Traffic State Estimation from Vehicle Trajectories with Anisotropic Gaussian Processes
Fan Wu, Zhanhong Cheng, Huiyu Chen, Tony Z. Qiu, Lijun Sun
TL;DR
We address the problem of estimating traffic state from sparse observations by proposing a Gaussian process framework with a rotated anisotropic kernel that captures directional congestion propagation. The approach combines variational sparse GP for scalability and a multi-output GP to jointly estimate speeds across lanes, delivering uncertainty quantification for imputed states. Key contributions include the rotated kernel with a propagation-angle parameter $α$, a scalable inference scheme, and demonstrated robustness across NGSIM, HighD, and bottleneck simulations at low CV penetration, outperforming baselines like ASM and STH-LRTC. The method offers practical value for traffic management under mixed CV/HV environments and sparse detector coverage, with public code available for replication.
Abstract
Accurately monitoring road traffic state is crucial for various applications, including travel time prediction, traffic control, and traffic safety.

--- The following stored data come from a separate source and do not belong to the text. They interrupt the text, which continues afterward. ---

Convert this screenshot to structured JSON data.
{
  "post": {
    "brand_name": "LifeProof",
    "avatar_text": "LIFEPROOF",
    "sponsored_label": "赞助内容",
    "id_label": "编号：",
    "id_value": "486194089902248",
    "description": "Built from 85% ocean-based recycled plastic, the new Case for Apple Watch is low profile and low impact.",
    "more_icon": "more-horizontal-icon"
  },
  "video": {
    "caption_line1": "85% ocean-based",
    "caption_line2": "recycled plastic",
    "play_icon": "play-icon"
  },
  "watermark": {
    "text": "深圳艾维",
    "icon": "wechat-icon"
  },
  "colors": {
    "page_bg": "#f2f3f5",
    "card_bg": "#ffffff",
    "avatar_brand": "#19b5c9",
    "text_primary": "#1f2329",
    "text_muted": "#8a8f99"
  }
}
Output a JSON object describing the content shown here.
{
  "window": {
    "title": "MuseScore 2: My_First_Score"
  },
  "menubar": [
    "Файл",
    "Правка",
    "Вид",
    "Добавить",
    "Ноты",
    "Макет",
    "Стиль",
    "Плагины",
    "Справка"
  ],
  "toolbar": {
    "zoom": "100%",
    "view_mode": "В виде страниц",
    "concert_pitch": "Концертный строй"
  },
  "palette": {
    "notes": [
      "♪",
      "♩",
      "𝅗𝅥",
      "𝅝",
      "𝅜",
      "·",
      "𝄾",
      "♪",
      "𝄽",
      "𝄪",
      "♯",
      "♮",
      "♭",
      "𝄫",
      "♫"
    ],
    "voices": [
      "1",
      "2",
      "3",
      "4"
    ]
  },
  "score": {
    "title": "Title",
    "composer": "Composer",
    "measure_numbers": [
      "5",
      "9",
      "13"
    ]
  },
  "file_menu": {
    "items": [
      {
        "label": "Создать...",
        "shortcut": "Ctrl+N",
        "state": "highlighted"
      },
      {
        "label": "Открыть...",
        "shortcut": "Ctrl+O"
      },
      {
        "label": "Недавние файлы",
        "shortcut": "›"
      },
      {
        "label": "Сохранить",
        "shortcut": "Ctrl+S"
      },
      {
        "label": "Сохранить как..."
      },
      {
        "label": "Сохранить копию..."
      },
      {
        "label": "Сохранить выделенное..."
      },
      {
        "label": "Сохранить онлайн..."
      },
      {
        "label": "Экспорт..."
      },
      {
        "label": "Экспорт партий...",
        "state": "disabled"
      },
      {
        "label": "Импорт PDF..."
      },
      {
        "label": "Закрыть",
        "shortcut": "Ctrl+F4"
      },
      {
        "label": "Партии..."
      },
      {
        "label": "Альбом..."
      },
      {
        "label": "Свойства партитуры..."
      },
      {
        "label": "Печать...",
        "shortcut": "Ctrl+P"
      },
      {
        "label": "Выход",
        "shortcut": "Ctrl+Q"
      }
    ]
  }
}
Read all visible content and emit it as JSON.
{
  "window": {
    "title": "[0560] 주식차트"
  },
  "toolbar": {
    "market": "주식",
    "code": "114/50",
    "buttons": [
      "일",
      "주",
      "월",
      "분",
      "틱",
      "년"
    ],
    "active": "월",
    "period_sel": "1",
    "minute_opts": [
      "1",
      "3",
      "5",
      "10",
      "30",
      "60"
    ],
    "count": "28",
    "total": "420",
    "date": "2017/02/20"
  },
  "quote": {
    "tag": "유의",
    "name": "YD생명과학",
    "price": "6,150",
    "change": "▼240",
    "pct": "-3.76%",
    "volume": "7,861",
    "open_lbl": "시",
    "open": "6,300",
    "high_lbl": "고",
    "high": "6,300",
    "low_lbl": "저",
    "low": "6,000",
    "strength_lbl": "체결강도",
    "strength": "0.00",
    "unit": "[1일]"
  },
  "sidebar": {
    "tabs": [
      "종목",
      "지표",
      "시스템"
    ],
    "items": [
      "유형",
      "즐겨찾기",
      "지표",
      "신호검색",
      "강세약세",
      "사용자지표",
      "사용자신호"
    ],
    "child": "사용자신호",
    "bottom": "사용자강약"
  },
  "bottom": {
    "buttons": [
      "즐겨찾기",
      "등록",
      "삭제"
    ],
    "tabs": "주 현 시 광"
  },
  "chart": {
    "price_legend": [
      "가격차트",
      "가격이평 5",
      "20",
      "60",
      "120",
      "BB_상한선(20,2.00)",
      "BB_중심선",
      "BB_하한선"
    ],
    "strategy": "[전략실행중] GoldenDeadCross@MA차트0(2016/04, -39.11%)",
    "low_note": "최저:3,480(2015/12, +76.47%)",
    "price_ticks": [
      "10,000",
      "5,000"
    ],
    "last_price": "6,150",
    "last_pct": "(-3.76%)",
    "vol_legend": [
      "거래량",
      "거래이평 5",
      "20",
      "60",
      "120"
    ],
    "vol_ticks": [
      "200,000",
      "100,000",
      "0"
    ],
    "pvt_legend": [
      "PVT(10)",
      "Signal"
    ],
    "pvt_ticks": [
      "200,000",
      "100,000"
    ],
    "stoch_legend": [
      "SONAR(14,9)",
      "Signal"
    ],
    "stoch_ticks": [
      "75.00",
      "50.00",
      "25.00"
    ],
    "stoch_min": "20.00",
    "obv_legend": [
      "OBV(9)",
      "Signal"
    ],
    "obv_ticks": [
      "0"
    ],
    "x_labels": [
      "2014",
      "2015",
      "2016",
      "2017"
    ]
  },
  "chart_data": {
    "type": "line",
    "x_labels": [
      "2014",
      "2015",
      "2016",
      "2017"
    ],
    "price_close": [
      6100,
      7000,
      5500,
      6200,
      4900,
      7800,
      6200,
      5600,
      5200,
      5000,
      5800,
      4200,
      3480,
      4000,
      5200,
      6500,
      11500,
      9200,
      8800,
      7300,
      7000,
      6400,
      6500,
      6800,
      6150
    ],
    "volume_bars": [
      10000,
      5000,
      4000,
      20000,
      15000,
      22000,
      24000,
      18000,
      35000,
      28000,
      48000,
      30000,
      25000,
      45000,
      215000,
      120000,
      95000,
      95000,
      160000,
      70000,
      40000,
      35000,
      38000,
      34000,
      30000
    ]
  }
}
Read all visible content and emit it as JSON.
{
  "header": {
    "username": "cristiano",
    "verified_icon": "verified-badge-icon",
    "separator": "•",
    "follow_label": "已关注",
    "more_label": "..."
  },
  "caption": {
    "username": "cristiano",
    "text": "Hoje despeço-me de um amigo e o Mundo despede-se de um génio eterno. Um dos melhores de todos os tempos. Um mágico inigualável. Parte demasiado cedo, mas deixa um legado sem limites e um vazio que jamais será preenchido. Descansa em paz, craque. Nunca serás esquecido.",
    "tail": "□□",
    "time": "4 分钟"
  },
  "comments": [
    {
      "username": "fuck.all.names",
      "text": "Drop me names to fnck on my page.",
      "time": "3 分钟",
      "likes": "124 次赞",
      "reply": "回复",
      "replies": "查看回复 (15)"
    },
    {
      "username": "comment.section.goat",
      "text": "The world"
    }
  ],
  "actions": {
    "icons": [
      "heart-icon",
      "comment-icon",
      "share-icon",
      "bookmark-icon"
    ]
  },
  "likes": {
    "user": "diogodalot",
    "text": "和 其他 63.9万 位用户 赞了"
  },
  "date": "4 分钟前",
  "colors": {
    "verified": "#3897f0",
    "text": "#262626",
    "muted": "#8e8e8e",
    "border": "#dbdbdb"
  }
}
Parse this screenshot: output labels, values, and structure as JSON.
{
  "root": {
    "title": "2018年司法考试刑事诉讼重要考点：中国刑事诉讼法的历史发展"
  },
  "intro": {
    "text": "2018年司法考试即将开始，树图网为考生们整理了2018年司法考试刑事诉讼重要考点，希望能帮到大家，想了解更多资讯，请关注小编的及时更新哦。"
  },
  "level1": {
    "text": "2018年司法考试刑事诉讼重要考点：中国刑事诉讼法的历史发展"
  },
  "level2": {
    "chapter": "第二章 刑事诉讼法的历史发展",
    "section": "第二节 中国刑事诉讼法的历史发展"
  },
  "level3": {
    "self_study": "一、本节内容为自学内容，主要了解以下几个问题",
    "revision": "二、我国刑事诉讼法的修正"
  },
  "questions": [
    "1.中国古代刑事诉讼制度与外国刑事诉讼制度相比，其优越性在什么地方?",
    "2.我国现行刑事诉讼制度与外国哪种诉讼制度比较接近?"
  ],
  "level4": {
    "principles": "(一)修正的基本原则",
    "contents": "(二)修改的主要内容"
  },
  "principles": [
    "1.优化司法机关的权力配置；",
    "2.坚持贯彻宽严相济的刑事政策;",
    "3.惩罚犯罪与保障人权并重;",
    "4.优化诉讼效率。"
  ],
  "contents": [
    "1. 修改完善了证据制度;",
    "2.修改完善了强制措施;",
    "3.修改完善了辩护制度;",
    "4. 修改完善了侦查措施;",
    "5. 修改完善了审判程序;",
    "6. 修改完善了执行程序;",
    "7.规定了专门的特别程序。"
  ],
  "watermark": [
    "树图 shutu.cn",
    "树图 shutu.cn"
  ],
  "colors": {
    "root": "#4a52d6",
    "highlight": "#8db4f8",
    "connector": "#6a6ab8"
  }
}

However, the lack of sensors often results in incomplete traffic state data, making it challenging to obtain reliable information for decision-making. This paper proposes a novel method for imputing traffic state data using Gaussian processes (GP) to address this issue. We propose a kernel rotation re-parametrization scheme that transforms a standard isotropic GP kernel into an anisotropic kernel, which can better model the congestion propagation in traffic flow data. The model parameters can be estimated by statistical inference using data from sparse probe vehicles or loop detectors. Moreover, the rotated GP method provides statistical uncertainty quantification for the imputed traffic state, making it more reliable. We also extend our approach to a multi-output GP, which allows for simultaneously estimating the traffic state for multiple lanes. We evaluate our method using real-world traffic data from the Next Generation simulation (NGSIM) and HighD programs, along with simulated data representing a traffic bottleneck scenario. Considering current and future mixed traffic of connected vehicles (CVs) and human-driven vehicles (HVs), we experiment with the traffic state estimation (TSE) scheme from 5% to 50% available trajectories, mimicking different CV penetration rates in a mixed traffic environment. We also test the traffic state estimation when traffic flow information is obtained from loop detectors. The results demonstrate the adaptability of our TSE method across different CV penetration rates and types of detectors, achieving state-of-the-art accuracy in scenarios with sparse observation rates.